Glenn Mueller, a University of Denver professor and real estate investment strategist at Dividend Capital Group, joined REIT.com for a video interview during REITWeek 2015: NAREIT’s Investor Forum, held in New York.
Mueller said that based on occupancy and rent data, the real estate cycle appears to have moved through the recovery phase and is now in a strong growth phase in a majority of markets throughout the country.
Mueller indicated that the top of the cycle may have been reached in the apartment sector, whereas other property types have not yet reached that point.
“That means that net operating income (NOI) and funds from operations (FFO) growth for REITs should be very strong in the next few years as the economy continues to expand,” Mueller said. Part of that expansion is based on new job growth that is averaging more than 250,000 per month, Mueller said. At the same time, supply remains restricted in most sectors, he noted.

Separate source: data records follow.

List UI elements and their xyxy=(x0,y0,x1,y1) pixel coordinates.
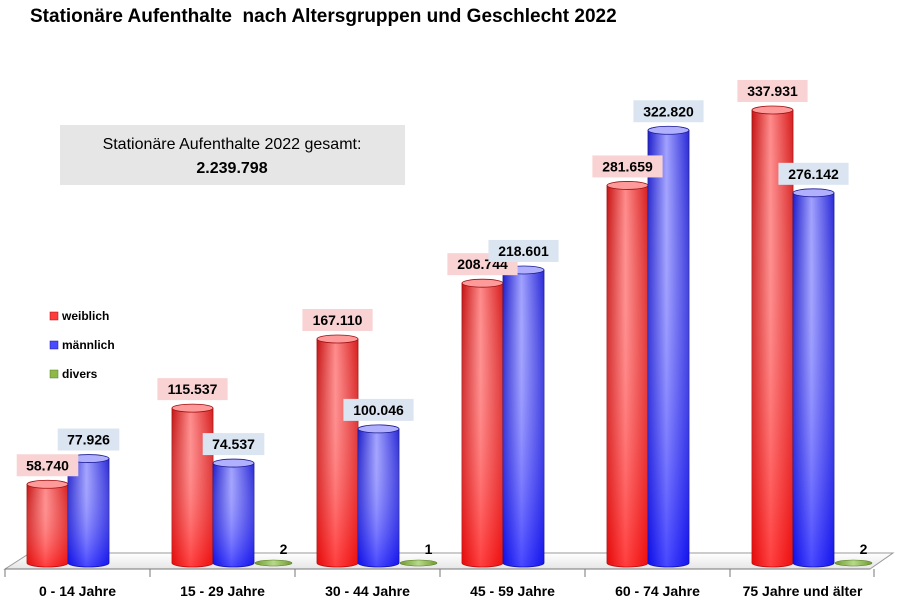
data-label-divers: 2 xyxy=(280,541,288,557)
bar-shade xyxy=(648,130,689,567)
bar-weiblich xyxy=(606,181,649,568)
total-annotation-text: Stationäre Aufenthalte 2022 gesamt: xyxy=(103,136,362,153)
data-label-box xyxy=(633,100,704,123)
x-tick-label: 0 - 14 Jahre xyxy=(39,583,116,599)
data-label-divers: 1 xyxy=(425,541,433,557)
x-tick-label: 45 - 59 Jahre xyxy=(470,583,555,599)
data-label-männlich: 276.142 xyxy=(788,166,839,182)
bar-shade xyxy=(607,185,648,567)
bar-shade xyxy=(213,463,254,567)
bar-shade xyxy=(27,484,68,567)
bar-männlich xyxy=(67,454,110,568)
total-annotation-box xyxy=(60,125,405,185)
legend-label: divers xyxy=(62,367,98,381)
legend-swatch xyxy=(49,369,59,379)
legend-label: weiblich xyxy=(61,309,109,323)
bar-weiblich xyxy=(171,403,214,568)
data-label-männlich: 218.601 xyxy=(498,243,549,259)
bar-top xyxy=(461,278,504,288)
bar-shade xyxy=(462,283,503,567)
bar-weiblich xyxy=(26,479,69,568)
bar-weiblich xyxy=(751,105,794,568)
bar-shade xyxy=(358,428,399,567)
bar-top xyxy=(606,181,649,190)
bar-top xyxy=(792,188,835,198)
data-label-box xyxy=(202,433,265,456)
legend-item-divers: divers xyxy=(49,367,98,381)
data-label-weiblich: 115.537 xyxy=(168,381,218,397)
chart-title: Stationäre Aufenthalte nach Altersgruppe… xyxy=(30,6,617,27)
data-label-box xyxy=(592,155,663,178)
data-label-box xyxy=(302,308,373,331)
data-label-box xyxy=(488,239,559,262)
data-label-divers: 2 xyxy=(860,541,868,557)
bar-top xyxy=(751,105,794,115)
data-label-männlich: 322.820 xyxy=(643,103,694,119)
data-label-box xyxy=(16,454,79,477)
legend-label: männlich xyxy=(62,338,115,352)
legend: weiblich männlich divers xyxy=(49,309,115,381)
data-label-weiblich: 167.110 xyxy=(313,312,363,328)
bar-shade xyxy=(172,408,213,567)
data-label-weiblich: 58.740 xyxy=(26,457,69,473)
bar-shade xyxy=(317,338,358,567)
x-tick-label: 75 Jahre und älter xyxy=(743,583,863,599)
bar-shade xyxy=(793,192,834,567)
legend-item-männlich: männlich xyxy=(49,338,115,352)
data-label-männlich: 74.537 xyxy=(212,436,255,452)
bar-weiblich xyxy=(316,334,359,568)
data-label-weiblich: 337.931 xyxy=(747,83,798,99)
legend-swatch xyxy=(49,340,59,350)
x-tick-label: 60 - 74 Jahre xyxy=(615,583,700,599)
data-label-box xyxy=(157,378,228,401)
bar-top xyxy=(647,125,690,135)
bar-männlich xyxy=(647,125,690,568)
x-tick-label: 30 - 44 Jahre xyxy=(325,583,410,599)
bar-top xyxy=(171,403,214,413)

“Most REITs should be able to capitalize on increasing occupancy and increasing rents to improve their NOI,” he said.
Looking ahead, Mueller said the major challenge he sees is the amount of foreign capital entering the United States. “Prices have increased substantially. Therefore, buying at lower cap rates makes getting a good return off of new acquisitions more difficult for the REIT world today,” he said.
In response, many REITs have now turned to development where they can get a higher return, Mueller pointed out.